Permissions are set per-document and per-file, giving you fine-grained control without writing policy files.

Backup and Recovery

What to back up

• MariaDB — Contains all your application data (databases, collections, documents, user accounts)
• Uploaded files — The appwrite-uploads volume
• Configuration — Your docker-compose.yml and environment variables
• Certificates — The appwrite-certificates volume (Let's Encrypt certs)

Database backup

# Backup MariaDB
docker exec appwrite_mariadb \
  mysqldump -u root -p'your-root-password' --all-databases > appwrite-db-backup.sql

# Restore
cat appwrite-db-backup.sql | docker exec -i appwrite_mariadb \
  mysql -u root -p'your-root-password'

Full backup script

#!/bin/bash
BACKUP_DIR="/backups/appwrite/$(date +%Y-%m-%d)"
mkdir -p "$BACKUP_DIR"

# Database
docker exec appwrite_mariadb \
  mysqldump -u root -p'your-root-password' --all-databases \
  > "$BACKUP_DIR/db.sql"

# Uploaded files
docker run --rm \
  -v appwrite-uploads:/data \
  -v "$BACKUP_DIR":/backup \
  alpine tar czf /backup/uploads.tar.gz /data

echo "Backup completed: $BACKUP_DIR"

Run this daily via cron. For offsite backups, sync the backup directory to an S3-compatible storage or a remote server.

Upgrading

Appwrite releases new versions regularly. To upgrade:

# Pull new images
docker compose pull

# Recreate containers
docker compose up -d

Appwrite handles database migrations automatically on startup. Always back up before upgrading — especially before major version bumps.

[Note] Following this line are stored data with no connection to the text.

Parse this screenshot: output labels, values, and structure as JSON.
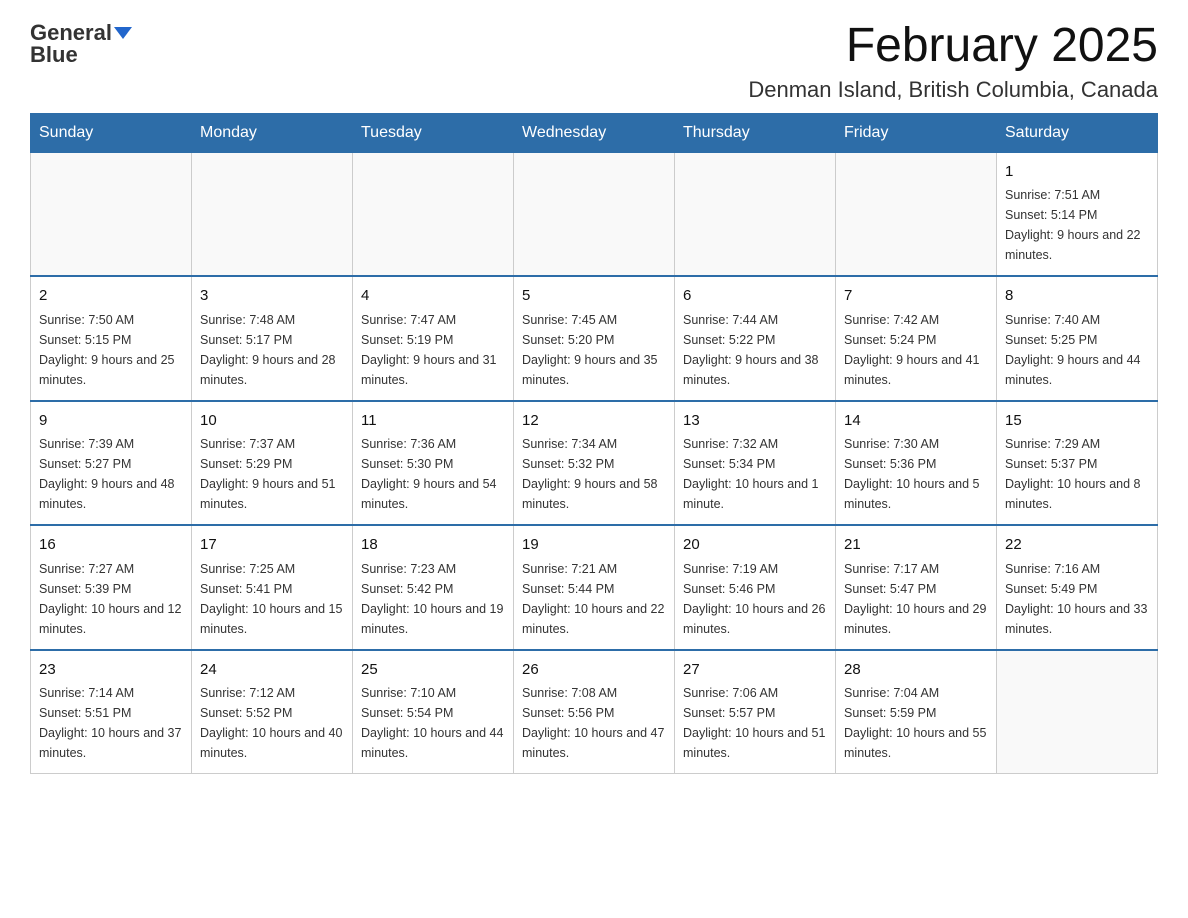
{
  "header": {
    "logo_text_general": "General",
    "logo_text_blue": "Blue",
    "month_title": "February 2025",
    "location": "Denman Island, British Columbia, Canada"
  },
  "weekdays": [
    "Sunday",
    "Monday",
    "Tuesday",
    "Wednesday",
    "Thursday",
    "Friday",
    "Saturday"
  ],
  "weeks": [
    [
      {
        "day": "",
        "info": ""
      },
      {
        "day": "",
        "info": ""
      },
      {
        "day": "",
        "info": ""
      },
      {
        "day": "",
        "info": ""
      },
      {
        "day": "",
        "info": ""
      },
      {
        "day": "",
        "info": ""
      },
      {
        "day": "1",
        "info": "Sunrise: 7:51 AM\nSunset: 5:14 PM\nDaylight: 9 hours and 22 minutes."
      }
    ],
    [
      {
        "day": "2",
        "info": "Sunrise: 7:50 AM\nSunset: 5:15 PM\nDaylight: 9 hours and 25 minutes."
      },
      {
        "day": "3",
        "info": "Sunrise: 7:48 AM\nSunset: 5:17 PM\nDaylight: 9 hours and 28 minutes."
      },
      {
        "day": "4",
        "info": "Sunrise: 7:47 AM\nSunset: 5:19 PM\nDaylight: 9 hours and 31 minutes."
      },
      {
        "day": "5",
        "info": "Sunrise: 7:45 AM\nSunset: 5:20 PM\nDaylight: 9 hours and 35 minutes."
      },
      {
        "day": "6",
        "info": "Sunrise: 7:44 AM\nSunset: 5:22 PM\nDaylight: 9 hours and 38 minutes."
      },
      {
        "day": "7",
        "info": "Sunrise: 7:42 AM\nSunset: 5:24 PM\nDaylight: 9 hours and 41 minutes."
      },
      {
        "day": "8",
        "info": "Sunrise: 7:40 AM\nSunset: 5:25 PM\nDaylight: 9 hours and 44 minutes."
      }
    ],
    [
      {
        "day": "9",
        "info": "Sunrise: 7:39 AM\nSunset: 5:27 PM\nDaylight: 9 hours and 48 minutes."
      },
      {
        "day": "10",
        "info": "Sunrise: 7:37 AM\nSunset: 5:29 PM\nDaylight: 9 hours and 51 minutes."
      },
      {
        "day": "11",
        "info": "Sunrise: 7:36 AM\nSunset: 5:30 PM\nDaylight: 9 hours and 54 minutes."
      },
      {
        "day": "12",
        "info": "Sunrise: 7:34 AM\nSunset: 5:32 PM\nDaylight: 9 hours and 58 minutes."
      },
      {
        "day": "13",
        "info": "Sunrise: 7:32 AM\nSunset: 5:34 PM\nDaylight: 10 hours and 1 minute."
      },
      {
        "day": "14",
        "info": "Sunrise: 7:30 AM\nSunset: 5:36 PM\nDaylight: 10 hours and 5 minutes."
      },
      {
        "day": "15",
        "info": "Sunrise: 7:29 AM\nSunset: 5:37 PM\nDaylight: 10 hours and 8 minutes."
      }
    ],
    [
      {
        "day": "16",
        "info": "Sunrise: 7:27 AM\nSunset: 5:39 PM\nDaylight: 10 hours and 12 minutes."
      },
      {
        "day": "17",
        "info": "Sunrise: 7:25 AM\nSunset: 5:41 PM\nDaylight: 10 hours and 15 minutes."
      },
      {
        "day": "18",
        "info": "Sunrise: 7:23 AM\nSunset: 5:42 PM\nDaylight: 10 hours and 19 minutes."
      },
      {
        "day": "19",
        "info": "Sunrise: 7:21 AM\nSunset: 5:44 PM\nDaylight: 10 hours and 22 minutes."
      },
      {
        "day": "20",
        "info": "Sunrise: 7:19 AM\nSunset: 5:46 PM\nDaylight: 10 hours and 26 minutes."
      },
      {
        "day": "21",
        "info": "Sunrise: 7:17 AM\nSunset: 5:47 PM\nDaylight: 10 hours and 29 minutes."
      },
      {
        "day": "22",
        "info": "Sunrise: 7:16 AM\nSunset: 5:49 PM\nDaylight: 10 hours and 33 minutes."
      }
    ],
    [
      {
        "day": "23",
        "info": "Sunrise: 7:14 AM\nSunset: 5:51 PM\nDaylight: 10 hours and 37 minutes."
      },
      {
        "day": "24",
        "info": "Sunrise: 7:12 AM\nSunset: 5:52 PM\nDaylight: 10 hours and 40 minutes."
      },
      {
        "day": "25",
        "info": "Sunrise: 7:10 AM\nSunset: 5:54 PM\nDaylight: 10 hours and 44 minutes."
      },
      {
        "day": "26",
        "info": "Sunrise: 7:08 AM\nSunset: 5:56 PM\nDaylight: 10 hours and 47 minutes."
      },
      {
        "day": "27",
        "info": "Sunrise: 7:06 AM\nSunset: 5:57 PM\nDaylight: 10 hours and 51 minutes."
      },
      {
        "day": "28",
        "info": "Sunrise: 7:04 AM\nSunset: 5:59 PM\nDaylight: 10 hours and 55 minutes."
      },
      {
        "day": "",
        "info": ""
      }
    ]
  ]
}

Check the migration guide for version-specific instructions. Some major versions require running a migration command.

Reverse Proxy Considerations

Appwrite includes its own Traefik-based reverse proxy and handles TLS certificates via Let's Encrypt. If you are already running a reverse proxy (Caddy, Nginx, Traefik), you have two options:

Option 1: Let Appwrite handle TLS directly — Expose ports 80 and 443 to Appwrite. This is the simplest approach.

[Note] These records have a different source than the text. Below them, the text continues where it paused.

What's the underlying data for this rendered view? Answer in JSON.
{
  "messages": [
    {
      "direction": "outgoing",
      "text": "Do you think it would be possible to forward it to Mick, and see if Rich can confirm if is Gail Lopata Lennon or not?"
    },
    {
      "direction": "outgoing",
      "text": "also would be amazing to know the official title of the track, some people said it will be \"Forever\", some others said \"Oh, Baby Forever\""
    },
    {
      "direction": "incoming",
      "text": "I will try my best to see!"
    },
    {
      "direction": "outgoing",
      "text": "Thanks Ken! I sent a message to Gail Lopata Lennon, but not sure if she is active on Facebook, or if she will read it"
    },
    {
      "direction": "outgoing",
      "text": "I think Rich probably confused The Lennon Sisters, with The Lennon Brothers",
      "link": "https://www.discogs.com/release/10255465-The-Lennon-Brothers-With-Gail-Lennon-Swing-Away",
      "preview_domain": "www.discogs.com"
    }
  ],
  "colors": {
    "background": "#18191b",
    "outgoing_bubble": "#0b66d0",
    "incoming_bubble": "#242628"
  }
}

Option 2: Run behind your existing proxy — Change Appwrite to listen on a non-standard port and proxy to it:

# In docker-compose.yml, change ports:
ports:
  - "8080:80"

Then in your reverse proxy:

appwrite.yourdomain.com {
    reverse_proxy localhost:8080
}

Set _APP_OPTIONS_FORCE_HTTPS=disabled in this case, since your outer proxy handles TLS.

Resource Usage in Practice

Appwrite is heavier than a single-purpose tool because it bundles multiple services. Expect the full stack to use:

• Idle: 1.5-2 GB RAM across all containers
• Light use (a few users): 2-3 GB RAM
• Moderate use (dozens of users, active functions): 4-6 GB RAM
• ClamAV alone: ~1 GB RAM (can be disabled if you do not need antivirus scanning)

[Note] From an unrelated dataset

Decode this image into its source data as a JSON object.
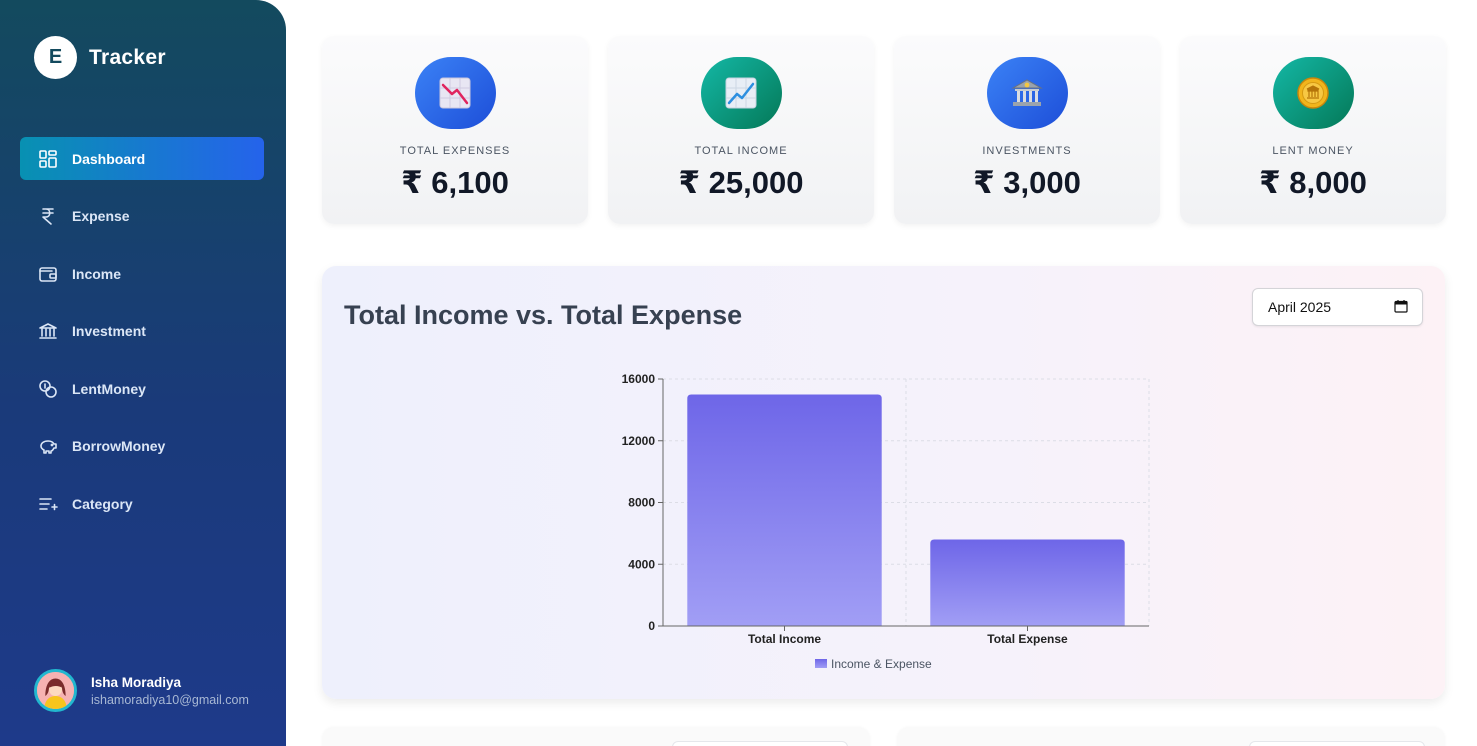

If RAM is tight, disable ClamAV and InfluxDB (usage metrics). The core services — Appwrite, MariaDB, and Redis — run comfortably on 2 GB.

Honest Trade-offs

Appwrite is great if you:

• Want a complete backend platform without stitching together individual services
• Are building mobile or web apps that need auth, database, storage, and functions
• Want to self-host everything and avoid vendor lock-in
• Use Flutter (Appwrite has best-in-class Flutter/Dart support)
• Need a simpler permissions model than Firebase security rules or Postgres RLS
• Want built-in image transformations and antivirus scanning

Consider alternatives if you:

• Need complex SQL queries with joins and aggregations (Supabase with PostgreSQL)
• Already have a PostgreSQL database and want to expose it as an API (Supabase, PostgREST)
• Need the largest possible ecosystem and community support (Firebase)
• Are running on a very constrained server under 2 GB RAM (Appwrite's stack is heavy)
• Want to use your database directly alongside the API layer (Supabase lets you connect to Postgres directly)

The bottom line: Appwrite is the most complete self-hosted Firebase alternative available. It covers authentication, databases, storage, functions, and realtime in a single cohesive platform. The trade-off is resource usage — running the full stack requires more RAM than lightweight alternatives. But if you want one platform that handles your entire backend and you want to own the infrastructure, Appwrite delivers.